May 14, 2018 • Daniele Venzano

Up to the 2017.12 version, Zoe did not have a real user management system. Authentication was delegated to a third-party service (LDAP) and Zoe retained only a user identifier to assign an owner to executions. Three groups where defined statically: guest, user and admin and everyone had to fit in one of these three groups.

This simple implementation soon started to show its limits:

  • Workspace permissions: Zoe manages workspaces, but has no idea of the UID of each user, so it has no way of telling Zoe applications under which user they should access the workspace. When the user accesses the workspace, it finds a mixture of random UIDs as owners of its files and, consequently, cannot open or delete some of them.
  • Limited groups meant that administrators had to fit everyone in only three categories, each with fixed permissions and quotas
  • Inflexible quotas defined in the source code, just for guest users

To move onward and fix all these problems, we decided to invest the time and properly develop a full user management system, with roles and quotas. This work is mostly finished in the current development master branch.

The Zoe database now contains three more tables, called user, quota and role.

Users

Each user that want to access a certain Zoe deployment will need to have an entry in the user table. This table contains:

  • the username
  • the authentication backend : each user can be authenticated in a different way. For example you can have staff members authenticated via LDAP, visiting researchers via the internal Zoe authentication (fast and easy to manage) and students authenticated via a text file generated by a script.
  • the filesystem UID to use when accessing the workspace : this UID needs to be communicated to the containers to be useful. See below how we are trying to solve this additional problem
  • a password : only in case the authentication back-end is internal. The password is hashed with a salt, via the Passlib library.
  • an email for sending out notifications
  • … and other fields

Users can also enabled and disabled and have a quota and a role associated. As for authentication we also added PAM authentication, using the PAM subsystem of the host running the zoe_api process.

Quotas

A quota, once defined, can be assigned to multiple users. Quotas limit how many resources can be reserved at once by a user. For now the only limit is the number of concurrently running executions, next we will implement limits on the maximum amount of cores and memory that can be reserved.

Roles

A role, like a quota, once defined can be assigned to multiple users. Roles define the capabilities of a user in Zoe. Currently we have the following capabilities:

  • can_see_status : can access the status page on the web interface
  • can_change_config : can make changes to the configuration (add/delete/modify users, quotas and roles)
  • can_operate_others : can operate on others’ work (see and terminate other users’ executions)
  • can_delete_executions : can permanently delete executions and all the associated logs
  • can_access_api : can access the REST API
  • can_customize_resources : can use the web interface to modify resource reservations when starting ZApps from the shop
  • can_access_full_zapp_shop : has access to all ZApps in the shop

Permissions in containers

Thanks to the new user system, Zoe knows which user/UID/GID should be used to run the processes in each container of a ZApp execution. Unfortunately most of the images available from the Docker Hub do not care at all and run the processes as root. Jupyter made an effort and runs processes with UID 1000 by default.

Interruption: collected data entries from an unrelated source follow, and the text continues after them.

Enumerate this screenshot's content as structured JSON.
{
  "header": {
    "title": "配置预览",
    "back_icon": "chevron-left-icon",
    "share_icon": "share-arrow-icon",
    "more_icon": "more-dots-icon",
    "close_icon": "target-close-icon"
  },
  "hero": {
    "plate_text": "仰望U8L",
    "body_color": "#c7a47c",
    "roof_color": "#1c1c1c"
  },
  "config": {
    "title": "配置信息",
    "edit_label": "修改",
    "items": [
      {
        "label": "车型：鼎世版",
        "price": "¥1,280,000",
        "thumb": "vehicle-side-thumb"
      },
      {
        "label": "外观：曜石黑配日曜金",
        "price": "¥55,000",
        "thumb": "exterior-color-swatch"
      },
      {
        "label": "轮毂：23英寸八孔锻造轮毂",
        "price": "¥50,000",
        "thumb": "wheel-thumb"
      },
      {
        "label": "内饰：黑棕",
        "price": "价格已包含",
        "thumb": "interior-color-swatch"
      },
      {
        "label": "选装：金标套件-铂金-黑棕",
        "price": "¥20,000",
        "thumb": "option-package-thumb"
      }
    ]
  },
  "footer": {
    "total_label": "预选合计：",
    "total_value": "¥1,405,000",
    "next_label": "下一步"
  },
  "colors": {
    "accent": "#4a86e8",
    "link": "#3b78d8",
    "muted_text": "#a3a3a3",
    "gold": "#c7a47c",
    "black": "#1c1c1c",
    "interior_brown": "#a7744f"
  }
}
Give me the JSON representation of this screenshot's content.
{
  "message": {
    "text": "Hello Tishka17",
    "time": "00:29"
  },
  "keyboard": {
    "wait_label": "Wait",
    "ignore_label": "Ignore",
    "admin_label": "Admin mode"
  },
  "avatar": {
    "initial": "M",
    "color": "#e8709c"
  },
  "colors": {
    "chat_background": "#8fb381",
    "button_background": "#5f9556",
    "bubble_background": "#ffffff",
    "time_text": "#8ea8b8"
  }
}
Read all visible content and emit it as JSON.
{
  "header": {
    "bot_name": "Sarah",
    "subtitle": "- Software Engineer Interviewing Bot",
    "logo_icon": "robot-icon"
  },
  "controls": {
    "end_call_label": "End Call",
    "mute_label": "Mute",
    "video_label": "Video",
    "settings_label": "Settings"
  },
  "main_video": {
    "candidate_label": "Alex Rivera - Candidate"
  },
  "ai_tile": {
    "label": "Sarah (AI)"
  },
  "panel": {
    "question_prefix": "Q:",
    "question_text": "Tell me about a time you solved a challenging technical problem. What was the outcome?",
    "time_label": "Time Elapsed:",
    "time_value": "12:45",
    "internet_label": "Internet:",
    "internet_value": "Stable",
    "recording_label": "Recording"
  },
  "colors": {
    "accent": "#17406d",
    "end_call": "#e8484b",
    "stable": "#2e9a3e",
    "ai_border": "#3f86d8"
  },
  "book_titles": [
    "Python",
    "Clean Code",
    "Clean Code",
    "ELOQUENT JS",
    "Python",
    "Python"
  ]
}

One of the principles that Zoe always tried to adhere to has been to let users run whatever image they would like, without any change. Currently we are running standard PyTorch, Tensorflow and Jupyter images, but users complain of undeletable files in they workspace and too broad permissions, letting other users peek into one’s workspace.

One solution is to make sure all processes run as root (UID 0) in containers and allow access to workspaces via per-user containers, preventing access to other workspace via container isolation. This is suboptimal for a number of reasons:

  • “users running stuff as root” makes any good sysadmin cringe for very good reasons
  • the files in the workspace will be owned by root, also on the host systems
  • users will need to start a special execution for the gateway container each time they want to copy some files from/to the workspace via SFTP and they have to remember to terminate it when finished

Another solution is to create all container images from a base image that does UID management when the container is started, taking the UID from the environment variables generated by Zoe. This has its own set of problems:

  • users are no longer able to run apt-get install to install some random library that is not available in the image
  • sysadmins need to create and manage images, even when perfectly good ones are already available on the Internet

There isn’t a good solution, it really depends on the use case. At Eurecom we are moving toward the second solution. Users access Zoe via a unified SSH gateway and we cannot have that coexist with root-owned files.

Next steps

ZApp shop

We are working on a good solution for managing access to Zoe applications in the ZApp shop. Ideally an administrator would want to restrict access to some ZApps only to some users.

Administrator web interface

Users, roles and quotas can be managed from the command line. A nice to have, in the future, is to have the same capability built-in the web interface.

Zoe images for data science frameworks

We are slowly building a library of Docker images that understand environment variables about users and UIDs.